STUDIO PROCESS: Rachel Brumer
A self identified artist of "3 non-verbal careers", Rachel began as a practicing dancer focused on modern work. She traveled the country, working in performance venues alongside other high ranking professionals and noteworthy choreographers. Moving into Choreography herself, she enjoyed the opportunity to design and execute a vision through movement. She finds a lot of the disciplines that she learned as a dancer and choreographer translate to her artwork. The ideas of light and shadow, static and movement, density and negative space - all themes that influence her artwork to this day.
In her "second non-verbal career" as a contemporary quilt maker, Rachel was able to explore different textile approaches through alternative processes and techniques to create large fabric installations.
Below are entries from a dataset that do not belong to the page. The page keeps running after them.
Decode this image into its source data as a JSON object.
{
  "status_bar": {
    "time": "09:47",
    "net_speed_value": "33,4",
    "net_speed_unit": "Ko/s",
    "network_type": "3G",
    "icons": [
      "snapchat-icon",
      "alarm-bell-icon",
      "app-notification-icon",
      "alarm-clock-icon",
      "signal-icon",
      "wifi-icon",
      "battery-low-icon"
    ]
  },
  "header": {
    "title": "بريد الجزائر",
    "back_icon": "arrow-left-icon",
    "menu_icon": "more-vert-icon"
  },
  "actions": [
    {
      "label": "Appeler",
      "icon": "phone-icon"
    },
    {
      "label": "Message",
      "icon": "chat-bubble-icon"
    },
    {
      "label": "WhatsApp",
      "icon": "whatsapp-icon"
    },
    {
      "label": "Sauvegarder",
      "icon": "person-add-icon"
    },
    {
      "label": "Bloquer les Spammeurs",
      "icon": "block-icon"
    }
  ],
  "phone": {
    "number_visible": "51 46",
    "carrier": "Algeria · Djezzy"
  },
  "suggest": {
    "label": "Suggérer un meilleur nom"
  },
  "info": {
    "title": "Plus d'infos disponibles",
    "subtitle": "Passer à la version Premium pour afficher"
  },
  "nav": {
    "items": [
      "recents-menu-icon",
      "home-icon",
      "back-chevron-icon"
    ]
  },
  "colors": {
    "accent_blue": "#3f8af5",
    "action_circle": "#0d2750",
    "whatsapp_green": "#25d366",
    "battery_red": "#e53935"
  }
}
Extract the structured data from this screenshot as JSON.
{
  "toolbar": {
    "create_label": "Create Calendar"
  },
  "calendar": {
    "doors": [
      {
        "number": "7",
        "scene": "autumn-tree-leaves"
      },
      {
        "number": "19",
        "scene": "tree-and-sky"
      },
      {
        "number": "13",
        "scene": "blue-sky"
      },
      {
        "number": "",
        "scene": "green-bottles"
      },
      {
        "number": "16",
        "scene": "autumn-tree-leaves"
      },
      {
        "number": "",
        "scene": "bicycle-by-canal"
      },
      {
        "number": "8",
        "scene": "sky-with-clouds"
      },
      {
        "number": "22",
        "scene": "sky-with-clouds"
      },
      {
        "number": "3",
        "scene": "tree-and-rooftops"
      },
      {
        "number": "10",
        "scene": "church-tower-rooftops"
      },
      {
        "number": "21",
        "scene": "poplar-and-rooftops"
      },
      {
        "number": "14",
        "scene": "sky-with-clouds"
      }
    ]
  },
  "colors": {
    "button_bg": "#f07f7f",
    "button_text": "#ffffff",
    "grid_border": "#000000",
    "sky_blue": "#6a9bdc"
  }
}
These quilts were very well received on a national scale, but rarely had the chance to be exhibited in a gallery setting. The process of creating a quilt was immensely labor-intensive, however she fondly remembers "...how easy they were to ship and transport! Just fold them and put them in a box.". Her knowledge of textiles and working in quilting, were the launching pad for her development as a fine artist. Most of the techniques she explored 20 years ago as a quilt maker are some of the foundations of how she creates her work today.
As an interpreter, her experience as a dancer lended her the ability to translate ideas and communication through movement. "...much like art, sign language is a language based in pictures". As her third "non-verbal career", Rachel continues to serve as an interpreter to this day. She also contributes her time to outreach programs to assist in people recovering from addiction and homelessness. She has been involved in an arts program where she's able to teach quilting to those in recovery as a way to help them navigate and understand their past experiences through a meaningful art activity. She calls them 'story quilts' and encourages the participants to create a layred mosaic of their life through each quilted square they design.
Today, Rachel focuses on her work that surrounds the natural environment. The panels are intricately layered with elements of textile; most of which has been labored through numerous processes - many which are proprietary to the artist. The way the fabric is treated in the artwork makes it almost indistinguishable from the softness and fluidity of a paintbrush. Upon closer inspection, you can see hand-cut collage layers that when fully rendered, create a dreamlike landscape. Her most recent pieces are about the way trees in habit the landscape- how we see thru them, around them. At her home and studio in the Pacific Northwest, she is surrounded by dense forest and these trees are a part of how she sees the world. Throughout her experience as an artist, her work has always been influenced by what she refers to as the "Earthscape". Earthscape is defined by Rachel as "part imaginary, part realistic". This body of work is inspired by her hope for the future.